Clyde’s logic has two phases. When he’s more than eight tiles away from Pac-Man, he behaves exactly like Blinky — targeting your current position and chasing directly. But the moment he closes within eight tiles, his behavior flips completely. He abandons the chase and retreats to his scatter corner in the lower left of the maze.
The result is a ghost that perpetually fails to catch you. He approaches, gets close, loses his nerve, and runs away — only to circle back from a distance and start the whole process again.
This makes Clyde feel unpredictable to new players. He seems to drift around the bottom-left quadrant without purpose. But there’s a purpose: he’s actually very useful for farming points if you understand his eight-tile threshold, because you can dance near him while he yo-yos back and forth.
The name “Clyde” was part of a broader naming convention — in Japan, the ghosts had their own names (Akabei, Pinky, Aosuke, Guzuta) and were each described by a personality type: Oikake (chaser), Machibuse (ambusher), Kimagure (whimsical), and Otoboke (fool). The American localization gave them the names Blinky, Pinky, Inky, and Clyde, and added the personality descriptions “Shadow,” “Speedy,” “Bashful,” and “Pokey.” The personalities held. The names are part of gaming history.
How the Targeting Actually Works
The ghosts don’t use pathfinding in the way you might imagine. They don’t calculate a full route through the maze and follow it. Instead, at every intersection, each ghost looks at its current target tile and asks a simple question: which of my available turns gets me closest to that tile?
That’s it. They use straight-line distance — not maze distance — to evaluate each possible direction, then take the turn that minimizes that distance.
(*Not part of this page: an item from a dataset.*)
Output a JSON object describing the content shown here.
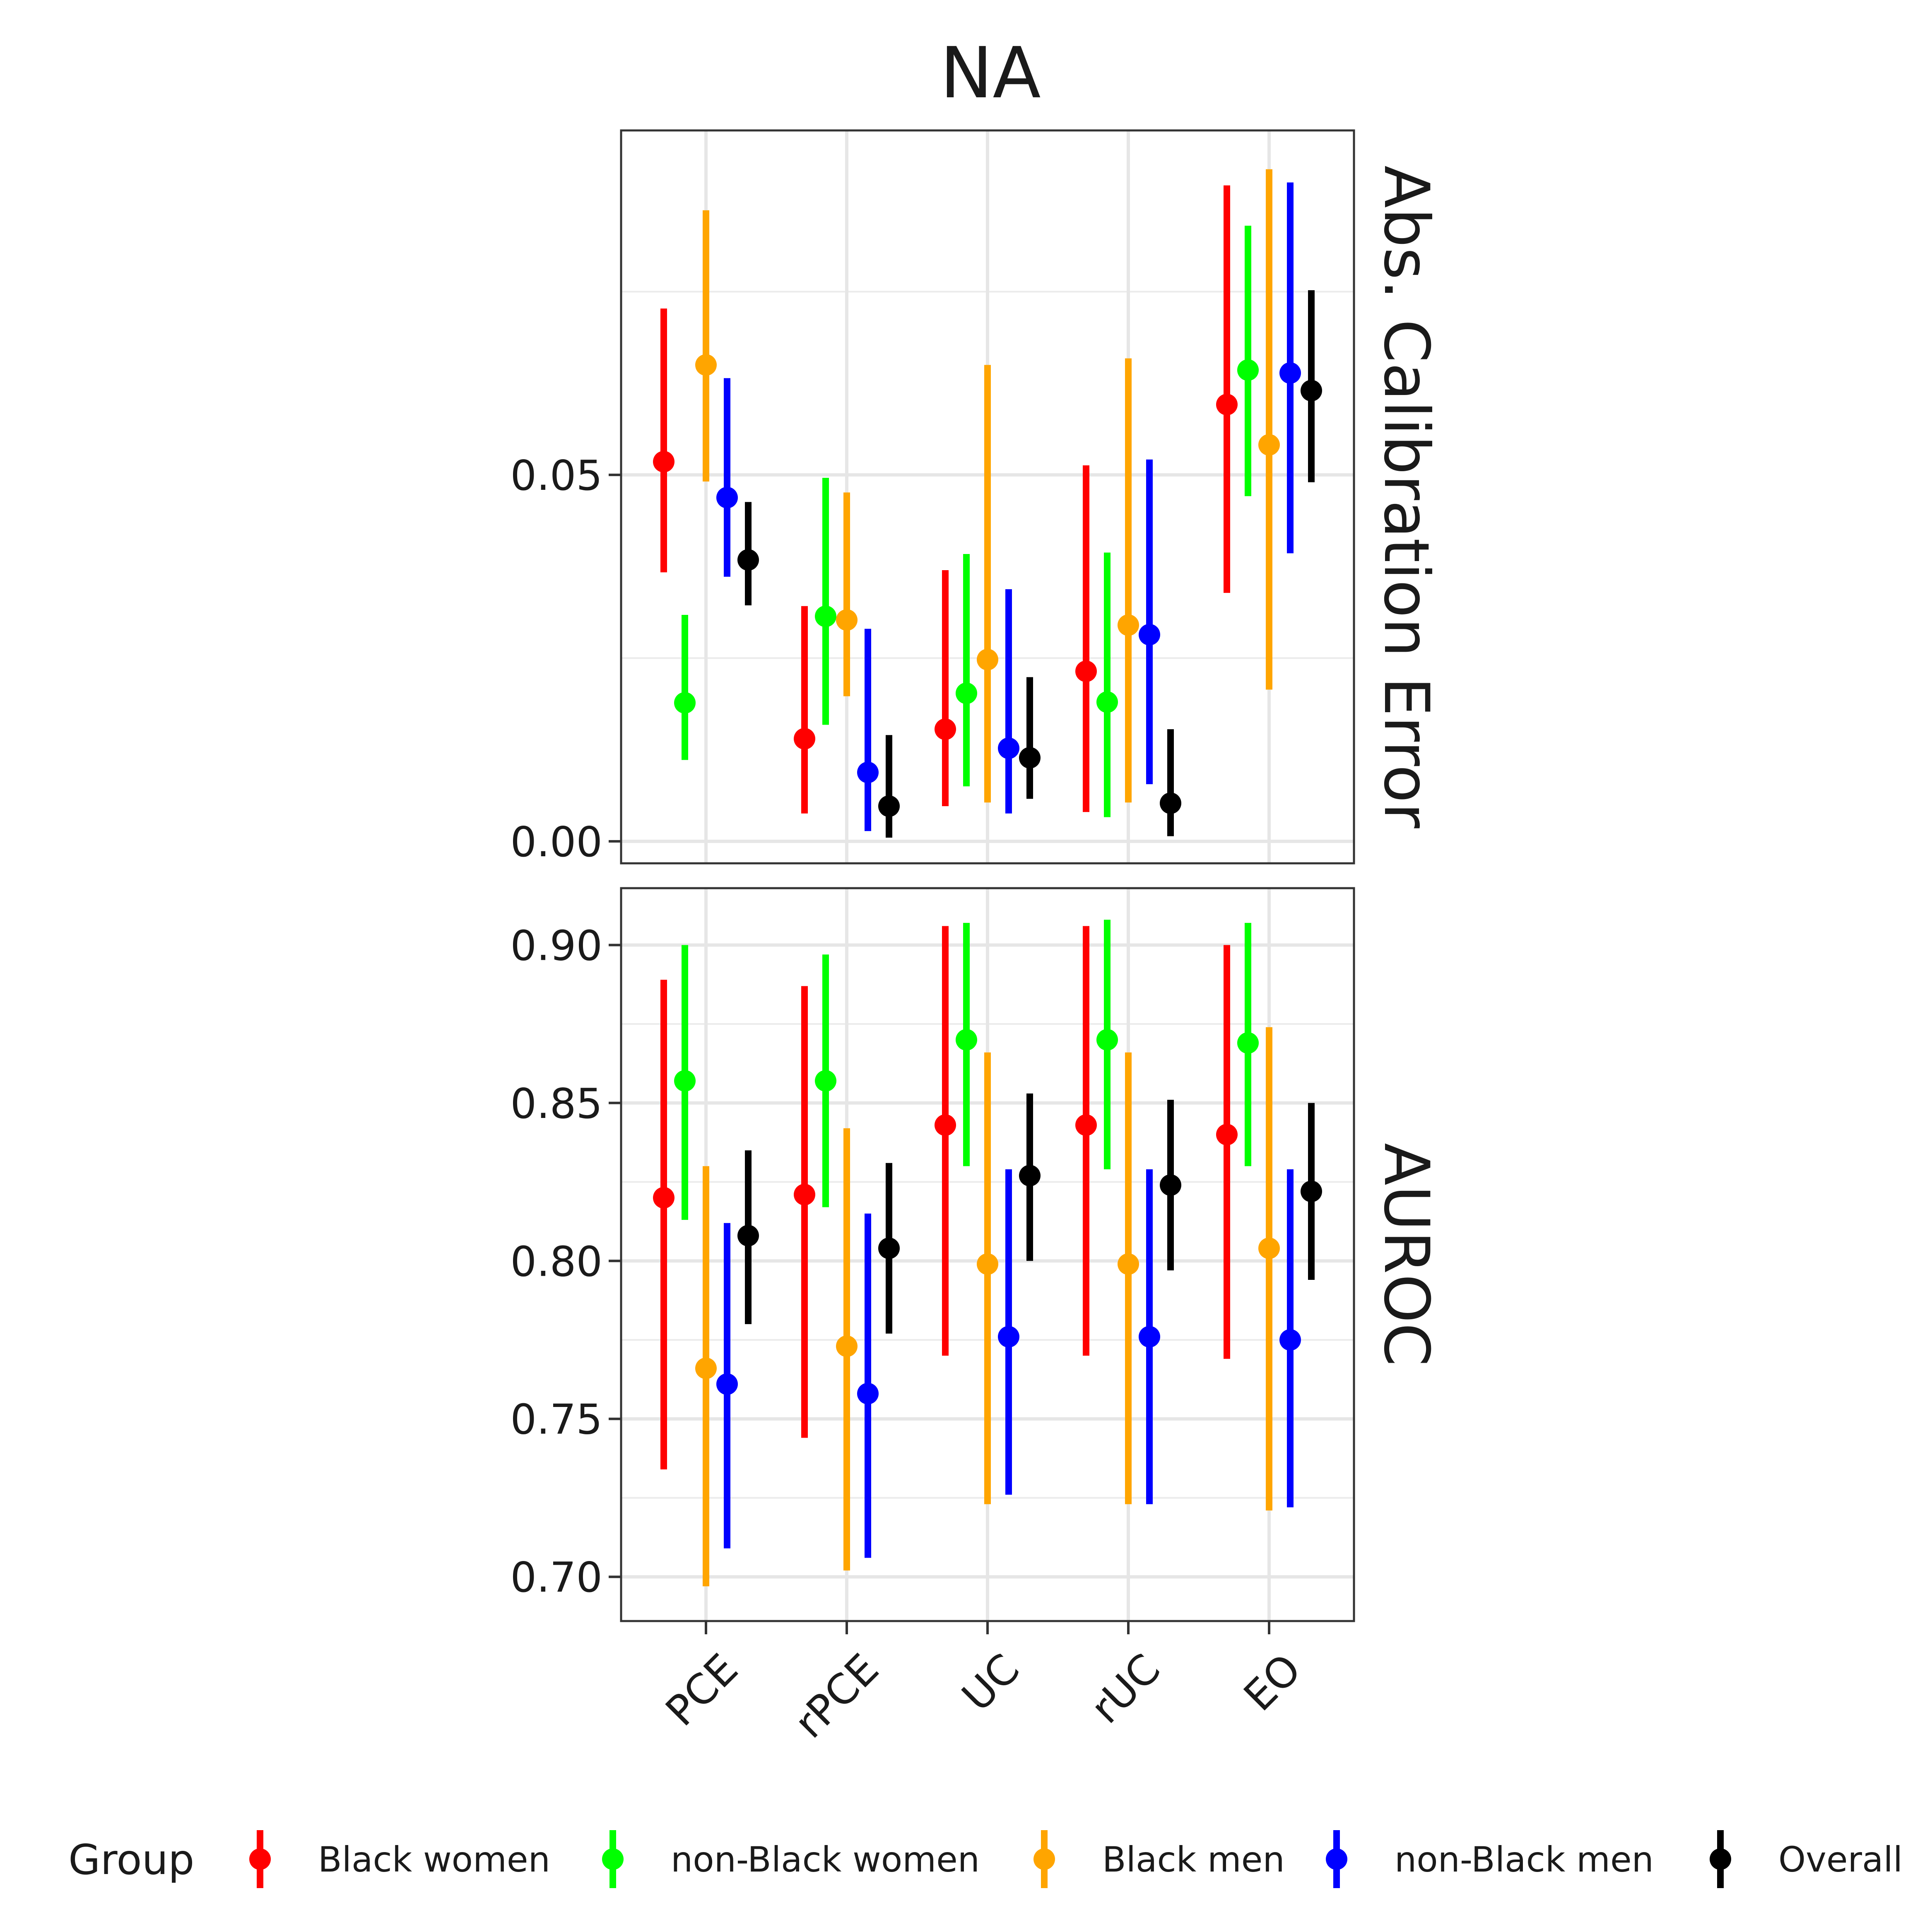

This is called a greedy approach: take the locally best option at each step without planning ahead.
This has a fascinating consequence: ghosts can’t reverse direction except when their mode switches (chase to scatter, scatter to chase). The reversal rule is actually enforced because without it, a ghost using purely greedy movement would get trapped in dead ends and oscillate. Forcing a reversal on mode switches lets them escape and approach from new angles.
The simplicity of this logic is exactly why it runs on 1980 arcade hardware. There’s no complex pathfinding, no memory of previous positions, no simulation of multiple futures. Just: where’s my target? Which way gets me closer? Turn.
Why This Still Matters
Modern game designers study Pac-Man’s ghost AI not because it’s technically sophisticated — it isn’t — but because it achieves something genuinely difficult: four enemies that feel distinct, create emergent cooperation without any communication between them, and scale in difficulty without changing the underlying rules.
The “cooperation” between Blinky and Pinky isn’t programmed. It emerges from their independent targeting rules interacting in space. Inky’s unpredictability isn’t random — it’s geometric complexity arising from a simple formula. Clyde’s cowardice isn’t a flaw; it’s a deliberate personality that makes the lower-left corner of the maze feel different from everywhere else.
This is the kind of design insight that shows up in every discussion of enemy AI — in platformers, in real-time strategy games, in modern action games with complex behavior trees. The lesson from 1980 is still current: constraints force clarity, and clarity produces systems that are endlessly interesting to play against.
If this sparked your curiosity, Toru Iwatani — Pac-Man’s designer — has talked in interviews about his original vision of a game about eating, designed to appeal to people who didn’t typically play arcade games. Dig into those interviews. The gap between his original sketches and the finished game is remarkable.